Et pour la modique somme de 3 427,83 francs (soit 522,57€), vous avez le droit de vous incrire pour UNE ANNEE (à renouveler, donc, jusqu'à la fin du contrat, soit minimum 3 fois), avec comme avantages : 0 centime de revenu, un job annexe qui vous pourrit le semblant de vie sociale qu'il aurait pu vous rester, à peine 25 heures de cours (seminaires/unités, appelez ça comme vous voulez) par an, et la joie d'avoir une réponse à vos question au minimum 2 ou 3 mois plus tard, si vous êtes chanceux (directeur de thèse compris, intervenants divers, etc.). De longs moments de silence intérieurs.
Voilà. Un investissement d'à peu près 1 600€ qui ne vous rapportera rien, sinon une gloire intérieure infime si vous arrivez au terme du marathon avec les honneurs. Avec une chance sur des centaines de décrocher un job dans vos cordes au sortir (l'art pour l'art).
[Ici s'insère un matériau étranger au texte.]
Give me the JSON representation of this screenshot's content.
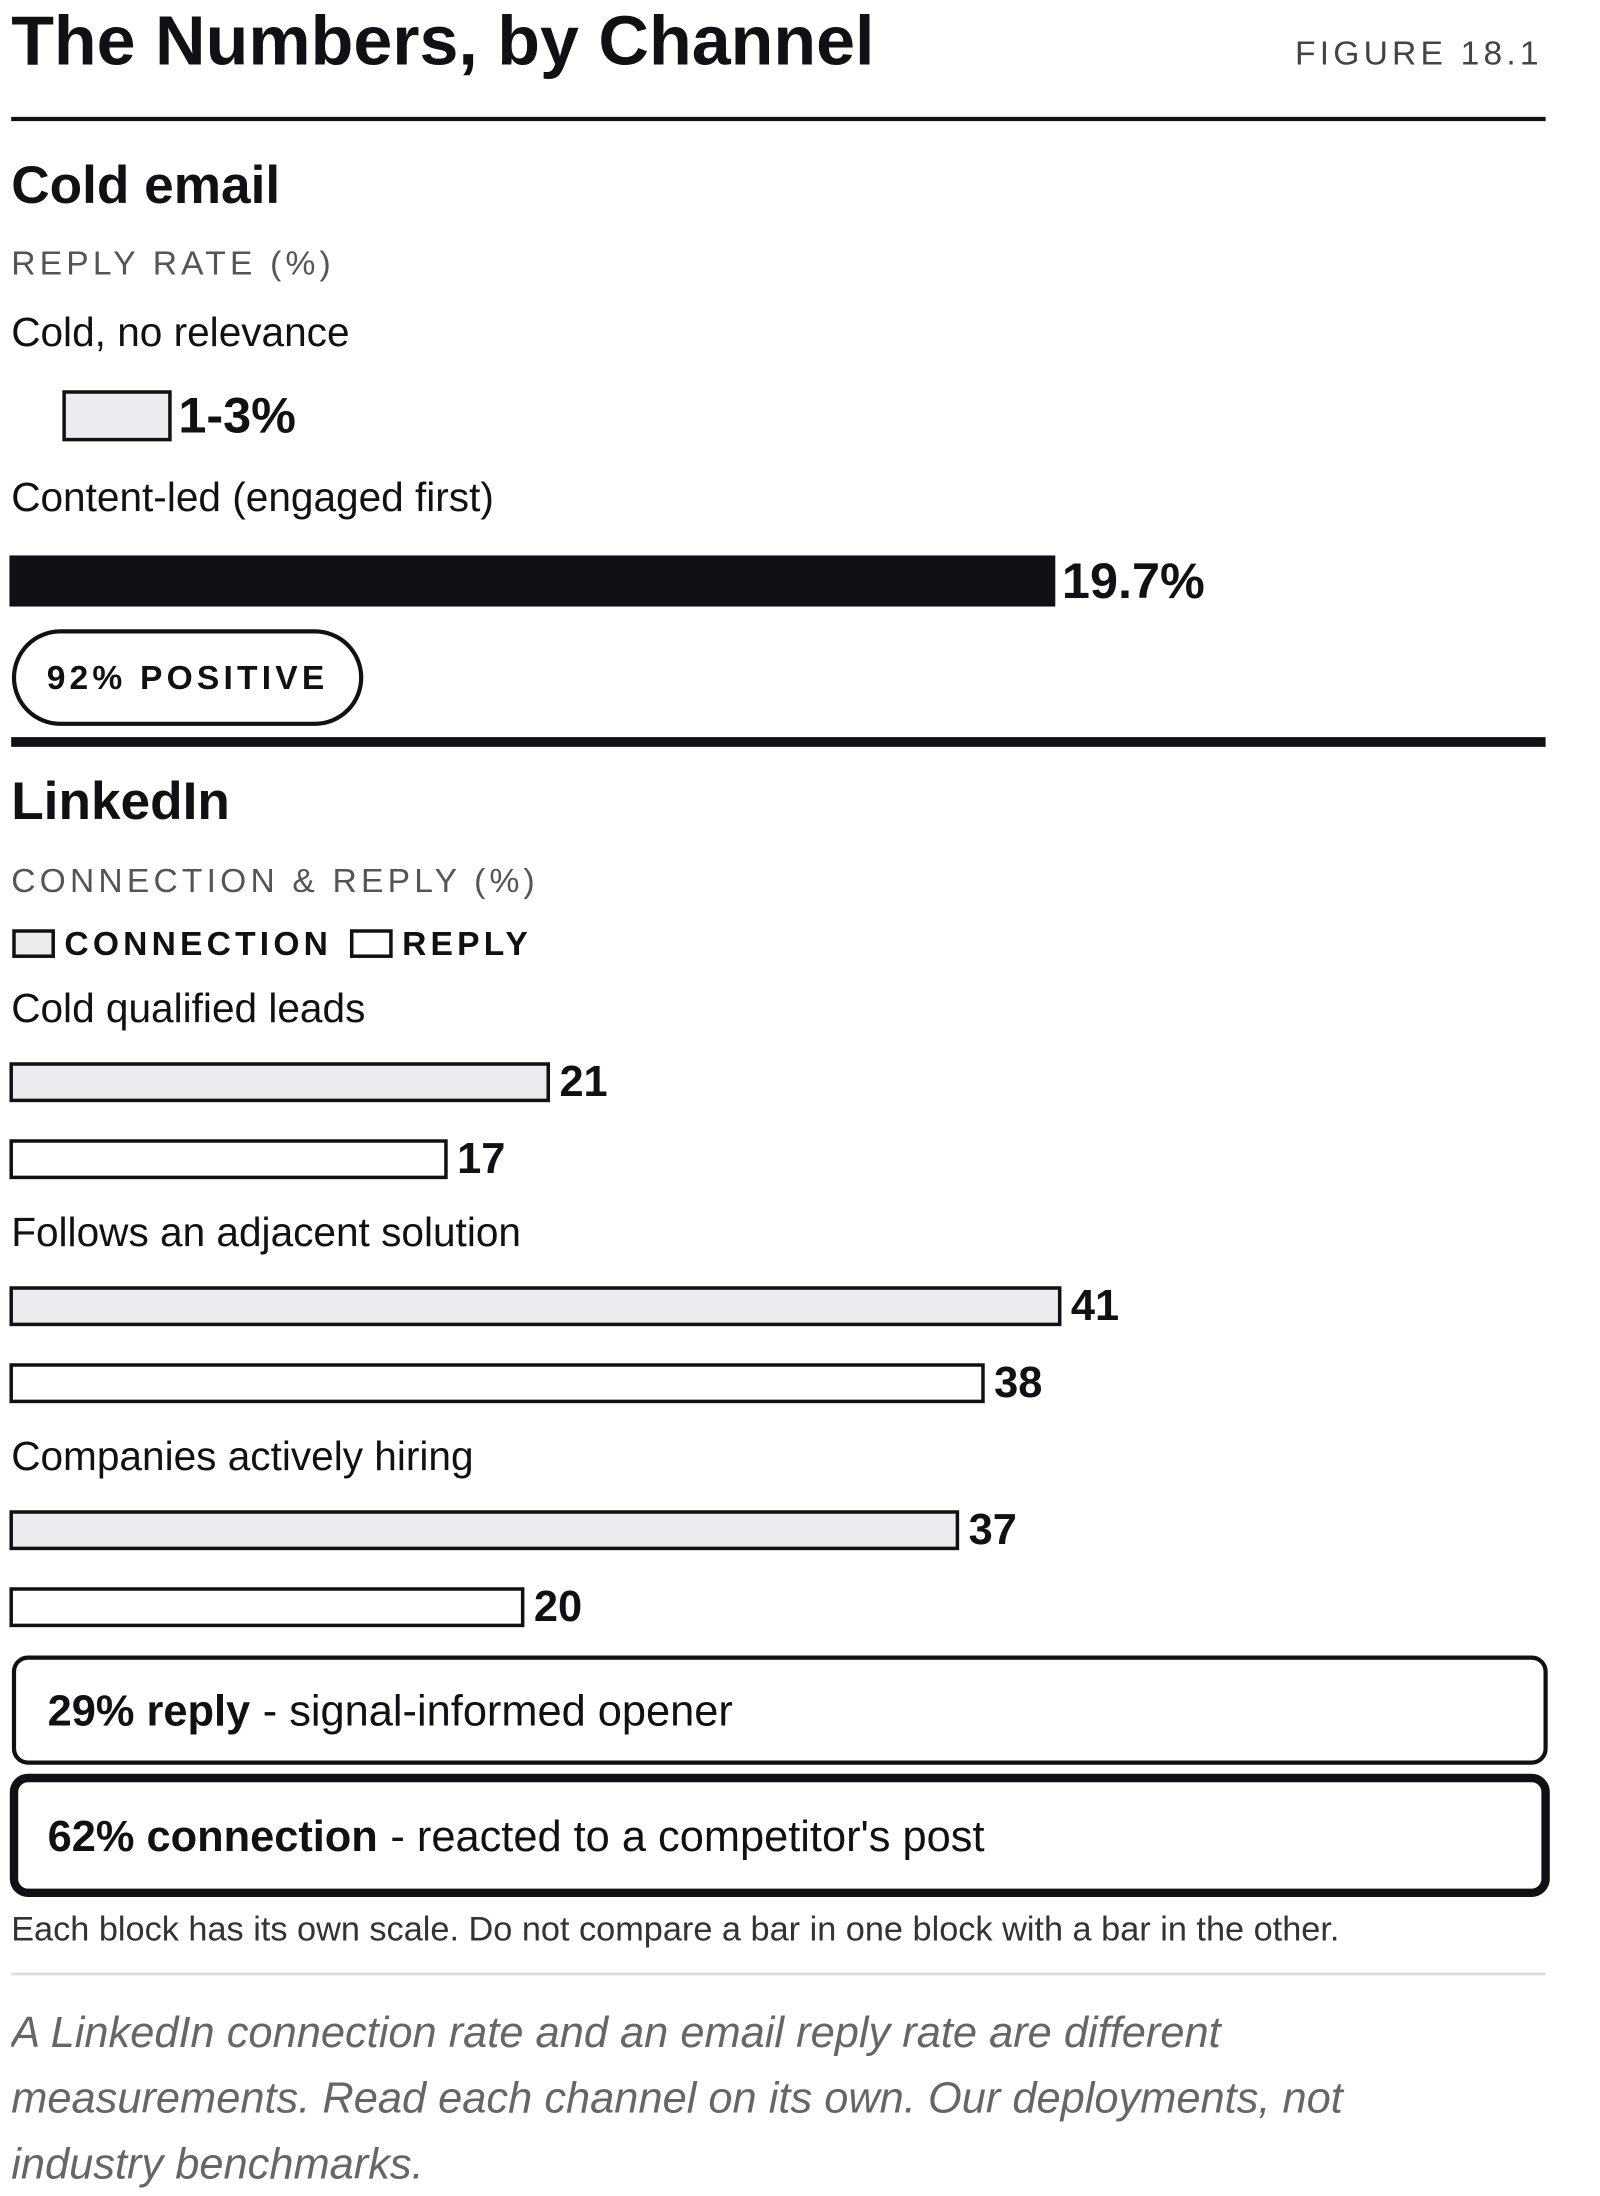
{
  "title": "The Numbers, by Channel",
  "figure_label": "FIGURE 18.1",
  "chart_data": [
    {
      "type": "bar",
      "orientation": "horizontal",
      "title": "Cold email",
      "subtitle": "REPLY RATE (%)",
      "categories": [
        "Cold, no relevance",
        "Content-led (engaged first)"
      ],
      "lows": [
        1,
        null
      ],
      "values": [
        3,
        19.7
      ],
      "value_labels": [
        "1-3%",
        "19.7%"
      ],
      "colors": [
        "#ecebee",
        "#111014"
      ],
      "xlim": [
        0,
        29
      ],
      "annotation": "92% POSITIVE"
    },
    {
      "type": "grouped-bar",
      "orientation": "horizontal",
      "title": "LinkedIn",
      "subtitle": "CONNECTION & REPLY (%)",
      "categories": [
        "Cold qualified leads",
        "Follows an adjacent solution",
        "Companies actively hiring"
      ],
      "series": [
        {
          "name": "CONNECTION",
          "color": "#ecebee",
          "values": [
            21,
            41,
            37
          ]
        },
        {
          "name": "REPLY",
          "color": "#ffffff",
          "values": [
            17,
            38,
            20
          ]
        }
      ],
      "xlim": [
        0,
        60
      ],
      "annotations": [
        {
          "bold": "29% reply",
          "text": "- signal-informed opener"
        },
        {
          "bold": "62% connection",
          "text": "- reacted to a competitor's post"
        }
      ]
    }
  ],
  "note": "Each block has its own scale. Do not compare a bar in one block with a bar in the other.",
  "caption": "A LinkedIn connection rate and an email reply rate are different measurements. Read each channel on its own. Our deployments, not industry benchmarks."
}
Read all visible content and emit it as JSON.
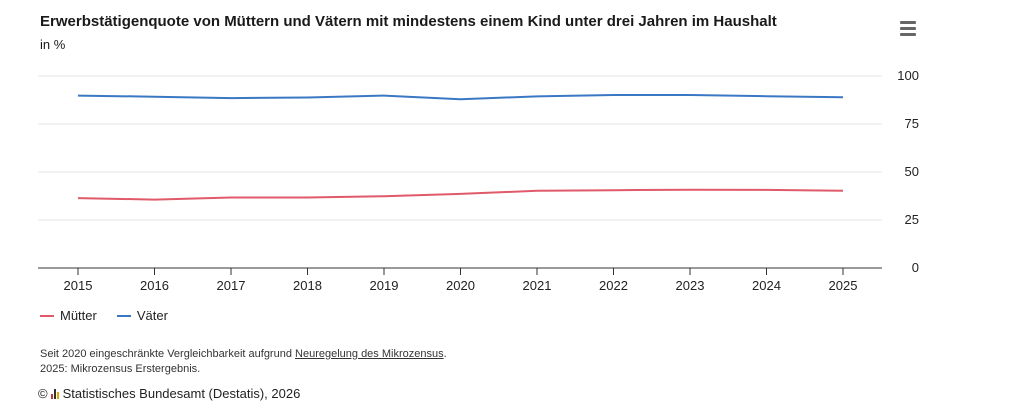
{
  "title": "Erwerbstätigenquote von Müttern und Vätern mit mindestens einem Kind unter drei Jahren im Haushalt",
  "subtitle": "in %",
  "menu_icon": "hamburger-menu-icon",
  "chart_data": {
    "type": "line",
    "x": [
      "2015",
      "2016",
      "2017",
      "2018",
      "2019",
      "2020",
      "2021",
      "2022",
      "2023",
      "2024",
      "2025"
    ],
    "series": [
      {
        "name": "Mütter",
        "color": "#e05a6a",
        "values": [
          36.4,
          35.6,
          36.7,
          36.7,
          37.4,
          38.6,
          40.2,
          40.5,
          40.8,
          40.7,
          40.2
        ]
      },
      {
        "name": "Väter",
        "color": "#3a78c4",
        "values": [
          89.8,
          89.2,
          88.5,
          88.8,
          89.8,
          87.9,
          89.4,
          90.1,
          90.1,
          89.5,
          88.9
        ]
      }
    ],
    "yticks": [
      0,
      25,
      50,
      75,
      100
    ],
    "ylim": [
      0,
      100
    ],
    "grid": true,
    "legend_position": "bottom-left"
  },
  "notes": {
    "line1_prefix": "Seit 2020 eingeschränkte Vergleichbarkeit aufgrund ",
    "line1_link": "Neuregelung des Mikrozensus",
    "line1_suffix": ".",
    "line2": "2025: Mikrozensus Erstergebnis."
  },
  "credit": {
    "copyright": "©",
    "text": "Statistisches Bundesamt (Destatis), 2026"
  }
}
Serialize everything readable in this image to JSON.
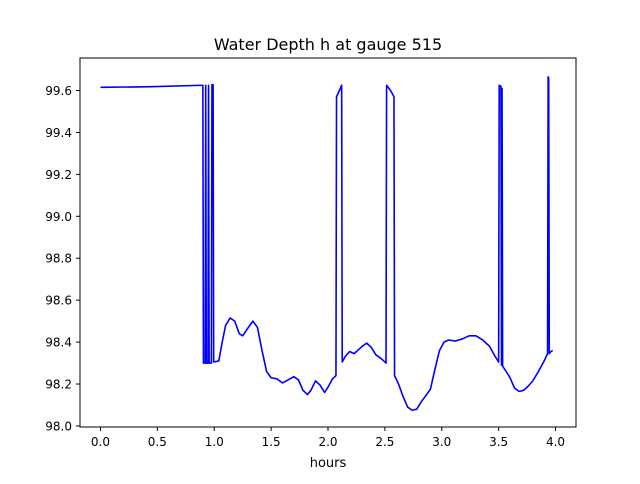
{
  "chart_data": {
    "type": "line",
    "title": "Water Depth h at gauge 515",
    "xlabel": "hours",
    "ylabel": "",
    "xlim": [
      -0.18,
      4.18
    ],
    "ylim": [
      97.995,
      99.755
    ],
    "xticks": [
      0.0,
      0.5,
      1.0,
      1.5,
      2.0,
      2.5,
      3.0,
      3.5,
      4.0
    ],
    "xtick_labels": [
      "0.0",
      "0.5",
      "1.0",
      "1.5",
      "2.0",
      "2.5",
      "3.0",
      "3.5",
      "4.0"
    ],
    "yticks": [
      98.0,
      98.2,
      98.4,
      98.6,
      98.8,
      99.0,
      99.2,
      99.4,
      99.6
    ],
    "ytick_labels": [
      "98.0",
      "98.2",
      "98.4",
      "98.6",
      "98.8",
      "99.0",
      "99.2",
      "99.4",
      "99.6"
    ],
    "grid": false,
    "series": [
      {
        "color": "#0000ff",
        "points": [
          [
            0.0,
            99.615
          ],
          [
            0.45,
            99.618
          ],
          [
            0.9,
            99.625
          ],
          [
            0.905,
            98.3
          ],
          [
            0.92,
            98.3
          ],
          [
            0.925,
            99.625
          ],
          [
            0.93,
            98.3
          ],
          [
            0.945,
            98.3
          ],
          [
            0.95,
            99.625
          ],
          [
            0.955,
            98.3
          ],
          [
            0.975,
            98.3
          ],
          [
            0.98,
            99.628
          ],
          [
            0.99,
            99.628
          ],
          [
            0.995,
            98.305
          ],
          [
            1.04,
            98.31
          ],
          [
            1.07,
            98.4
          ],
          [
            1.1,
            98.48
          ],
          [
            1.14,
            98.515
          ],
          [
            1.18,
            98.5
          ],
          [
            1.22,
            98.44
          ],
          [
            1.25,
            98.43
          ],
          [
            1.3,
            98.47
          ],
          [
            1.34,
            98.5
          ],
          [
            1.38,
            98.47
          ],
          [
            1.42,
            98.36
          ],
          [
            1.46,
            98.26
          ],
          [
            1.5,
            98.23
          ],
          [
            1.55,
            98.225
          ],
          [
            1.6,
            98.205
          ],
          [
            1.65,
            98.22
          ],
          [
            1.7,
            98.235
          ],
          [
            1.74,
            98.22
          ],
          [
            1.78,
            98.17
          ],
          [
            1.82,
            98.15
          ],
          [
            1.85,
            98.17
          ],
          [
            1.89,
            98.215
          ],
          [
            1.93,
            98.195
          ],
          [
            1.97,
            98.16
          ],
          [
            2.0,
            98.185
          ],
          [
            2.04,
            98.225
          ],
          [
            2.07,
            98.24
          ],
          [
            2.075,
            99.57
          ],
          [
            2.1,
            99.6
          ],
          [
            2.12,
            99.625
          ],
          [
            2.125,
            98.305
          ],
          [
            2.15,
            98.33
          ],
          [
            2.19,
            98.355
          ],
          [
            2.23,
            98.345
          ],
          [
            2.27,
            98.365
          ],
          [
            2.3,
            98.38
          ],
          [
            2.34,
            98.395
          ],
          [
            2.38,
            98.375
          ],
          [
            2.42,
            98.34
          ],
          [
            2.47,
            98.32
          ],
          [
            2.51,
            98.3
          ],
          [
            2.515,
            99.625
          ],
          [
            2.55,
            99.6
          ],
          [
            2.58,
            99.57
          ],
          [
            2.585,
            98.24
          ],
          [
            2.62,
            98.2
          ],
          [
            2.66,
            98.14
          ],
          [
            2.7,
            98.09
          ],
          [
            2.74,
            98.075
          ],
          [
            2.78,
            98.08
          ],
          [
            2.82,
            98.115
          ],
          [
            2.86,
            98.145
          ],
          [
            2.9,
            98.175
          ],
          [
            2.94,
            98.27
          ],
          [
            2.98,
            98.36
          ],
          [
            3.02,
            98.4
          ],
          [
            3.06,
            98.41
          ],
          [
            3.12,
            98.405
          ],
          [
            3.18,
            98.415
          ],
          [
            3.24,
            98.43
          ],
          [
            3.3,
            98.43
          ],
          [
            3.36,
            98.41
          ],
          [
            3.42,
            98.38
          ],
          [
            3.46,
            98.34
          ],
          [
            3.5,
            98.305
          ],
          [
            3.505,
            99.625
          ],
          [
            3.52,
            99.62
          ],
          [
            3.525,
            98.29
          ],
          [
            3.53,
            99.61
          ],
          [
            3.535,
            98.285
          ],
          [
            3.56,
            98.265
          ],
          [
            3.6,
            98.23
          ],
          [
            3.64,
            98.18
          ],
          [
            3.68,
            98.165
          ],
          [
            3.72,
            98.17
          ],
          [
            3.76,
            98.19
          ],
          [
            3.8,
            98.215
          ],
          [
            3.85,
            98.26
          ],
          [
            3.9,
            98.31
          ],
          [
            3.93,
            98.345
          ],
          [
            3.935,
            99.665
          ],
          [
            3.94,
            99.66
          ],
          [
            3.945,
            98.345
          ],
          [
            3.96,
            98.355
          ],
          [
            3.975,
            98.36
          ]
        ]
      }
    ]
  }
}
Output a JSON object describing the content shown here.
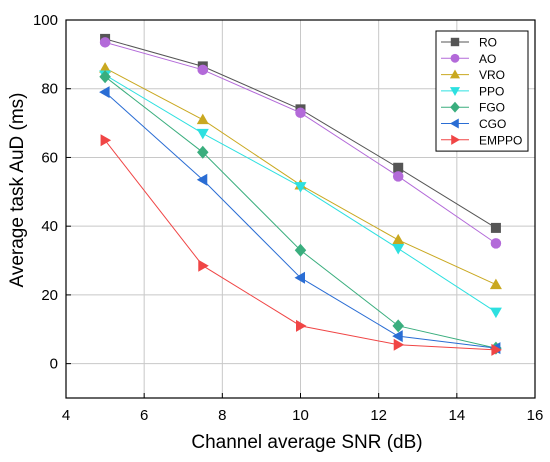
{
  "chart_data": {
    "type": "line",
    "title": "",
    "xlabel": "Channel average SNR (dB)",
    "ylabel": "Average task AuD (ms)",
    "xlim": [
      4,
      16
    ],
    "ylim": [
      -10,
      100
    ],
    "xticks": [
      4,
      6,
      8,
      10,
      12,
      14,
      16
    ],
    "yticks": [
      0,
      20,
      40,
      60,
      80,
      100
    ],
    "grid": true,
    "legend_position": "top-right",
    "x": [
      5,
      7.5,
      10,
      12.5,
      15
    ],
    "series": [
      {
        "name": "RO",
        "values": [
          94.5,
          86.5,
          74,
          57,
          39.5
        ],
        "color": "#555555",
        "marker": "square"
      },
      {
        "name": "AO",
        "values": [
          93.5,
          85.5,
          73,
          54.5,
          35
        ],
        "color": "#b36ad9",
        "marker": "circle"
      },
      {
        "name": "VRO",
        "values": [
          86,
          71,
          52,
          36,
          23
        ],
        "color": "#c9a820",
        "marker": "triangle-up"
      },
      {
        "name": "PPO",
        "values": [
          84,
          67,
          51.5,
          33.5,
          15
        ],
        "color": "#2de0e0",
        "marker": "triangle-down"
      },
      {
        "name": "FGO",
        "values": [
          83.5,
          61.5,
          33,
          11,
          4.5
        ],
        "color": "#3aae7e",
        "marker": "diamond"
      },
      {
        "name": "CGO",
        "values": [
          79,
          53.5,
          25,
          8,
          4.5
        ],
        "color": "#2a6dd4",
        "marker": "triangle-left"
      },
      {
        "name": "EMPPO",
        "values": [
          65,
          28.5,
          11,
          5.5,
          4
        ],
        "color": "#f04545",
        "marker": "triangle-right"
      }
    ]
  }
}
Une perspective tellement réjouissante que pour le moment j'ai dû travailler en tout et pour tout 4 journées de 8 heures... lu quelques 25 petits bouquins... en gros, je n'ai pas vraiment commencé...
Et puis, je n'ai pas vraiment de sujet... Une vague idée. Des questions qui ne trouvent pas d'interlocuteurs pour y répondre...
Et ma voix qui se barre en vacances, avec mon pote le sommeil.
Il y a franchement des jours où on se demande ce qu'on fait là.
On se demande pourquoi le jour de son orientation en fac on n'est pas resté couché... On aurait peut-être pu faire autre chose après tout ?
Mais on y va. On fonce, c'est ça qu'on aime, et pas autre chose. Et puis, on est plutôt doué pour ça faut dire. Peut-être à peine assez motivé(e)... Peut-être à peine assez de confiance en soi et d'audace.
Et le pire c'est qu'avec tout ça, on ne perd pas la face. On sourit au monde et on lui fait même des blagues.
Et plus on s'enlise dans le doute, plus on se prélasse, et plus on profite de la vie. En attendant de voir ce que deviendront ces questions, ces euros, ces pages encore vierges d'un travail motivant mais tellement repoussant...
J'allais me coucher et je me suis dit : "Ah quand même!".
"- Un problème M'zelle?
"- Non, tout va bien, la même chose s'il vous plaît."
Glurps.
Une bonne nuit à toi qui passes dans le coin...
Une bonne journée à toi qui t'arrêtes furtivement en ces lieux...
Je range mes états d'âmes.
...
Qu'est-ce que tu ne ferais pas pour la peau? (et tout ce qu'on aurait dû faire)
Bouh!
(Et n'oubliez pas que cette nuit nous dormons une heure de plus! J'en ai bien besoin, pas vous?)